En su locura, Orlando comete toda clase de desmanes
Toda la noche vagó por el bosque, y al amanecer se encontró delante de la caverna. Su vista le enfureció. Sacando su espada, hizo saltar la piedra donde los versos estaban esculpidos, y luego la corteza de los árboles sobre la cual los amantes habían grabado sus nombres, y cegó la fuente con piedras y tierra. Rendidas sus fuerzas con aquellos trabajos inspirados por la cólera, se dejó caer sobre el césped, y allí permaneció por espacio de tres días y tres noches, sin dormir ni comer, el rostro vuelto hacia el firmamento. Al cuarto día se levantó lleno de rabia; lanzó su espada y su armadura, y se despojó de sus vestidos, y de esta suerte, desarmado y desnudo, empezó a recorrer el horrible camino de su locura. Su furia era tan ciega como terrible su fuerza. Arrancaba de cuajo enormes árboles, y si los labriegos acudían a ver lo sucedido, él los perseguía, y dando muerte con sus manos a uno de ellos, se servía del cuerpo inerte como de una maza contra los demás. La alarma cundió; tocaron las campanas de las iglesias y, tomando las armas, acudieron a millares las gentes contra él. A muchos de ellos quitó la vida, y sus agresores se convencieron de que no había arma forjada por mortales manos que fuera capaz de penetrar en su cuerpo ni siquiera de causarle el menor daño. En vista de ello, los habitantes de la región optaron por retirarse y dejar que Orlando saqueara sus pertenencias.

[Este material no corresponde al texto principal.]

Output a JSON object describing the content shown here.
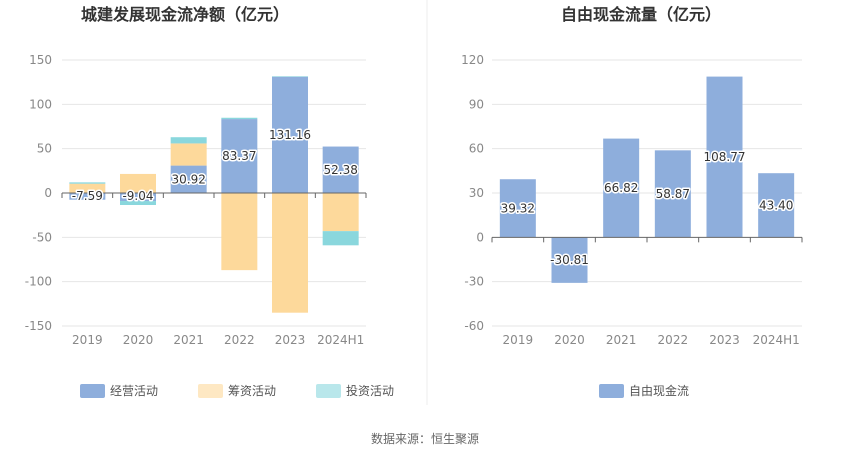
{
  "source_text": "数据来源：恒生聚源",
  "chart_data": [
    {
      "type": "bar",
      "stacked": true,
      "title": "城建发展现金流净额（亿元）",
      "categories": [
        "2019",
        "2020",
        "2021",
        "2022",
        "2023",
        "2024H1"
      ],
      "ylim": [
        -150,
        150
      ],
      "yticks": [
        150,
        100,
        50,
        0,
        -50,
        -100,
        -150
      ],
      "series": [
        {
          "name": "经营活动",
          "color": "#8eaedc",
          "values": [
            -7.59,
            -9.04,
            30.92,
            83.37,
            131.16,
            52.38
          ]
        },
        {
          "name": "筹资活动",
          "color": "#fdd99b",
          "values": [
            10.5,
            21.5,
            25.0,
            -87.0,
            -135.0,
            -43.0
          ]
        },
        {
          "name": "投资活动",
          "color": "#8ad7dd",
          "values": [
            1.5,
            -4.5,
            7.0,
            1.5,
            0.5,
            -16.0
          ]
        }
      ],
      "data_labels": [
        "-7.59",
        "-9.04",
        "30.92",
        "83.37",
        "131.16",
        "52.38"
      ],
      "legend": [
        "经营活动",
        "筹资活动",
        "投资活动"
      ],
      "legend_position": "bottom"
    },
    {
      "type": "bar",
      "title": "自由现金流量（亿元）",
      "categories": [
        "2019",
        "2020",
        "2021",
        "2022",
        "2023",
        "2024H1"
      ],
      "ylim": [
        -60,
        120
      ],
      "yticks": [
        120,
        90,
        60,
        30,
        0,
        -30,
        -60
      ],
      "series": [
        {
          "name": "自由现金流",
          "color": "#8eaedc",
          "values": [
            39.32,
            -30.81,
            66.82,
            58.87,
            108.77,
            43.4
          ]
        }
      ],
      "data_labels": [
        "39.32",
        "-30.81",
        "66.82",
        "58.87",
        "108.77",
        "43.40"
      ],
      "legend": [
        "自由现金流"
      ],
      "legend_position": "bottom"
    }
  ]
}
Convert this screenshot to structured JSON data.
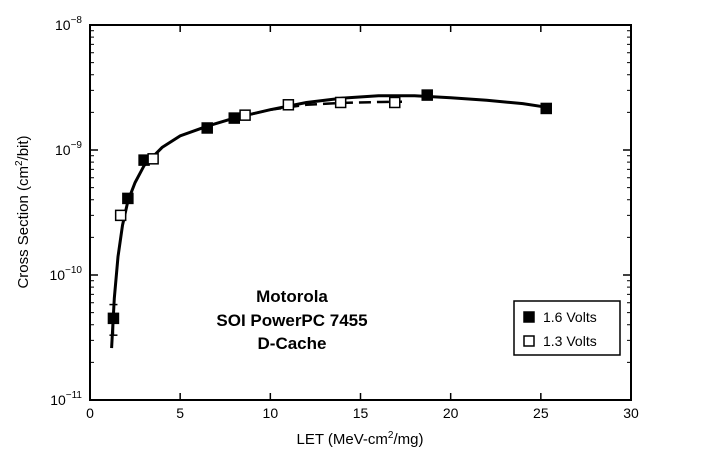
{
  "chart_data": {
    "type": "scatter",
    "title": "",
    "xlabel": "LET (MeV-cm²/mg)",
    "ylabel": "Cross Section (cm²/bit)",
    "xlim": [
      0,
      30
    ],
    "ylim_log10": [
      -11,
      -8
    ],
    "y_scale": "log",
    "x_ticks": [
      {
        "value": 0,
        "label": "0"
      },
      {
        "value": 5,
        "label": "5"
      },
      {
        "value": 10,
        "label": "10"
      },
      {
        "value": 15,
        "label": "15"
      },
      {
        "value": 20,
        "label": "20"
      },
      {
        "value": 25,
        "label": "25"
      },
      {
        "value": 30,
        "label": "30"
      }
    ],
    "y_ticks": [
      {
        "exp": -8,
        "base": "10",
        "sup": "−8"
      },
      {
        "exp": -9,
        "base": "10",
        "sup": "−9"
      },
      {
        "exp": -10,
        "base": "10",
        "sup": "−10"
      },
      {
        "exp": -11,
        "base": "10",
        "sup": "−11"
      }
    ],
    "annotation": [
      "Motorola",
      "SOI PowerPC 7455",
      "D-Cache"
    ],
    "legend_position": "bottom-right",
    "series": [
      {
        "name": "1.6 Volts",
        "marker": "filled-square",
        "color": "#000000",
        "points": [
          {
            "x": 1.3,
            "y": 4.5e-11,
            "err_lo": 3.3e-11,
            "err_hi": 5.8e-11
          },
          {
            "x": 2.1,
            "y": 4.1e-10
          },
          {
            "x": 3.0,
            "y": 8.3e-10
          },
          {
            "x": 6.5,
            "y": 1.5e-09
          },
          {
            "x": 8.0,
            "y": 1.8e-09
          },
          {
            "x": 18.7,
            "y": 2.75e-09
          },
          {
            "x": 25.3,
            "y": 2.15e-09
          }
        ],
        "fit_line": "solid",
        "fit": [
          [
            1.2,
            2.6e-11
          ],
          [
            1.35,
            6.5e-11
          ],
          [
            1.55,
            1.4e-10
          ],
          [
            1.8,
            2.5e-10
          ],
          [
            2.1,
            3.9e-10
          ],
          [
            2.5,
            5.5e-10
          ],
          [
            3.0,
            7.5e-10
          ],
          [
            4.0,
            1.05e-09
          ],
          [
            5.0,
            1.3e-09
          ],
          [
            6.5,
            1.55e-09
          ],
          [
            8.0,
            1.8e-09
          ],
          [
            10.0,
            2.1e-09
          ],
          [
            12.0,
            2.4e-09
          ],
          [
            14.0,
            2.6e-09
          ],
          [
            16.0,
            2.72e-09
          ],
          [
            18.0,
            2.72e-09
          ],
          [
            20.0,
            2.62e-09
          ],
          [
            22.0,
            2.5e-09
          ],
          [
            24.0,
            2.35e-09
          ],
          [
            25.3,
            2.2e-09
          ]
        ]
      },
      {
        "name": "1.3 Volts",
        "marker": "open-square",
        "color": "#000000",
        "points": [
          {
            "x": 1.7,
            "y": 3e-10
          },
          {
            "x": 3.5,
            "y": 8.5e-10
          },
          {
            "x": 8.6,
            "y": 1.9e-09
          },
          {
            "x": 11.0,
            "y": 2.3e-09
          },
          {
            "x": 13.9,
            "y": 2.4e-09
          },
          {
            "x": 16.9,
            "y": 2.4e-09
          }
        ],
        "fit_line": "dashed",
        "fit": [
          [
            8.0,
            1.8e-09
          ],
          [
            10.0,
            2.1e-09
          ],
          [
            12.0,
            2.3e-09
          ],
          [
            14.0,
            2.38e-09
          ],
          [
            16.0,
            2.42e-09
          ],
          [
            17.3,
            2.43e-09
          ]
        ]
      }
    ]
  }
}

Alimentándose con la carne de jabalíes o de cabras monteses que cazaba con sus propias manos, o bien saqueando las chozas abandonadas. Orlando furioso era un azote para el hermoso país de Francia. No obstante, llevó a cabo las más extraordinarias hazañas. Un día, al entrar en un alto y estrecho puente, se encontró con un orgulloso sarraceno que en aquel lugar solía desafiar a los caballeros que por allí pasaban; Orlando lo llevó hasta la mitad del puente, y en aquel mismo sitio empezó una lucha tan reñida, que, arrastrando a su adversario hasta el borde, cayeron los dos en el torrente que a gran profundidad corría. En otra ocasión, en un estrecho sendero que bordeaba un precipicio, encontró un asno guiado por dos muchachos que, gritando, le advirtieron se apartara de allí. Enfurecido por aquel sencillo ruego, el loco dio tan terrible puntapié al asno, que el pobre animal, lanzado por los aires, cayó en la cumbre de una colina situada a media legua de distancia, mientras Orlando cogía de las piernas a uno de los muchachos y, tirando de ellas, lo dejaba partido en dos mitades.